Less glamorous, perhaps, would be getting my fingers glued together, shooting myself in the arm with a staple, my ignorance of the relatively basic operation of power drills, air compressors, and the aforementioned homicidal staple gun. Heck, i can't even figure out my vinyl knife. I routinely get lost in the building, forgetting which floor i was just working on.
At times, i'm forced to consider that, as was suggested, i may be "inescapably white collar".

I'm sure I will learn. I have learned more difficult things. And, as i get used to it, i can only hope it will hurt less. Or i will become completely unable to walk. Or i will fall off a balconey, while stapling my foot to the deck and simultaneously dropping a hammer on my head.

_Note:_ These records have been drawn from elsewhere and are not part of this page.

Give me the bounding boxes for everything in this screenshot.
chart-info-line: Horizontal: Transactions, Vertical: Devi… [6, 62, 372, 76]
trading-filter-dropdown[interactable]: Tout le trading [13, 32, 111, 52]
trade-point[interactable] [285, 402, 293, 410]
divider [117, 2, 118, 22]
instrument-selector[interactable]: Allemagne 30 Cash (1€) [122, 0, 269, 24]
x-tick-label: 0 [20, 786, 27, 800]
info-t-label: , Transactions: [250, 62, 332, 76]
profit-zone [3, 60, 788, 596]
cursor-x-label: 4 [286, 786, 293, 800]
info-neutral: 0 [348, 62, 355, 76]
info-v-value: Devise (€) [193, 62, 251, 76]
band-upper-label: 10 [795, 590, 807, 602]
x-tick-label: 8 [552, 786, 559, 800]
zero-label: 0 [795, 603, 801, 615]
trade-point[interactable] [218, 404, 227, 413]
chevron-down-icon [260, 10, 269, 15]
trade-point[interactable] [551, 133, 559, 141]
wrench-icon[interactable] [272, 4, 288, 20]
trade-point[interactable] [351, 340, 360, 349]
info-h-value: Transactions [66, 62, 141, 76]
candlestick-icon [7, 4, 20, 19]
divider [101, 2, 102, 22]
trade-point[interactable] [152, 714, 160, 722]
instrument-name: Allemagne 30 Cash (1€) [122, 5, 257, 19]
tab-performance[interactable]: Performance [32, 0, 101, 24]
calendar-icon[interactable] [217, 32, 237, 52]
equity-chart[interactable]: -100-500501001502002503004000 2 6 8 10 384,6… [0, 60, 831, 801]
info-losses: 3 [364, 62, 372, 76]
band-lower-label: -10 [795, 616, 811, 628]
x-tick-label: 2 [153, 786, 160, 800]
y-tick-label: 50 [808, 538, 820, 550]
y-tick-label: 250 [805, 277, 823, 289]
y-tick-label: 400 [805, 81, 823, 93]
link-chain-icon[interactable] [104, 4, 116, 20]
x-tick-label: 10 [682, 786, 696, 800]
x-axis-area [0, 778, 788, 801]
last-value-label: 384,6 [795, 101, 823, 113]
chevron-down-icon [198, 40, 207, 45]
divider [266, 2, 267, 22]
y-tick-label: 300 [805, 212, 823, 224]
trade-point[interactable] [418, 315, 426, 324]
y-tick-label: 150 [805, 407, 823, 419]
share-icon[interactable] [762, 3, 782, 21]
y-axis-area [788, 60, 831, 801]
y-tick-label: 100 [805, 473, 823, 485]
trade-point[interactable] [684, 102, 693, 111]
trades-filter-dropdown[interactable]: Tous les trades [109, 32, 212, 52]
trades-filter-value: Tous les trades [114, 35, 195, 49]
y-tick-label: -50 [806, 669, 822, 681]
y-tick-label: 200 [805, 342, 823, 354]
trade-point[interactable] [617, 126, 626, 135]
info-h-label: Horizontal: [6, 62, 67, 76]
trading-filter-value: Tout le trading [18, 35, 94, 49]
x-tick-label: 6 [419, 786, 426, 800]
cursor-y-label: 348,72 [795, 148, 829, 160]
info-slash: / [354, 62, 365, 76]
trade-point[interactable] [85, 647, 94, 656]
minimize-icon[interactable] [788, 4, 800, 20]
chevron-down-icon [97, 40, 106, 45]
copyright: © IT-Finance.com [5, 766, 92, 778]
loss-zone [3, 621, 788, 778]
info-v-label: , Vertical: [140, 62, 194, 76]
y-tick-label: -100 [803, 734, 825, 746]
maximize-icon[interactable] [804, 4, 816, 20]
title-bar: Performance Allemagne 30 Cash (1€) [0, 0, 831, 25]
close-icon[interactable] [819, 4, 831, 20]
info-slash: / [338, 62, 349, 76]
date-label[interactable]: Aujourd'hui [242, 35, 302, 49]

I am working in fresh air. There is sun, true, sometimes blazingly hot, but not flourescant light. Sometimes, blessedly, there is a breeze. When i go to work it is early enough to catch the sun practicing its most dramatic purple-pink cloud canvases. I am working with my hands, building something. Leaving something behind. Doing my part in an intricate symphony of trades and specialities, each contributing their planning and expertise, working together to create...another tasteless, unimaginative box condo, a blight on a once charming rural landscape. But at least I get to dangle off fourth floor balconeys and be one of the last to enjoy that landscape. Horses graze in a field on my left, and to my right, beyond a small cluster of sterile, photocopied housing, gently rolling forested hills, fire-tinged in the morning light. If one can mentally edit out all the "development", this is quite a beautiful place.

And while I'm grimacing at the shooting pains in my back, my leg, my shoulder...etc, i have to remind myself that all that money i'm making will be a beautiful thing, too. And I AM grateful to finally have a job, and to have some prospect of earning my keep.

2 comments:

J Man said...

Reading about your job makes me long for the days of walking for miles amidst black sticks in 35+ degree heat. For the last 5 years, I've had to wear a tie to work.... I miss dressing down...

Although, I know my once hard, chisseled body would be in agony in just 1/2 an hour, I sometimes think it'd be worth it...

God bless you, Jer

Paul Seburn said...

damn now we can't say "get a haircut OR get a job" !!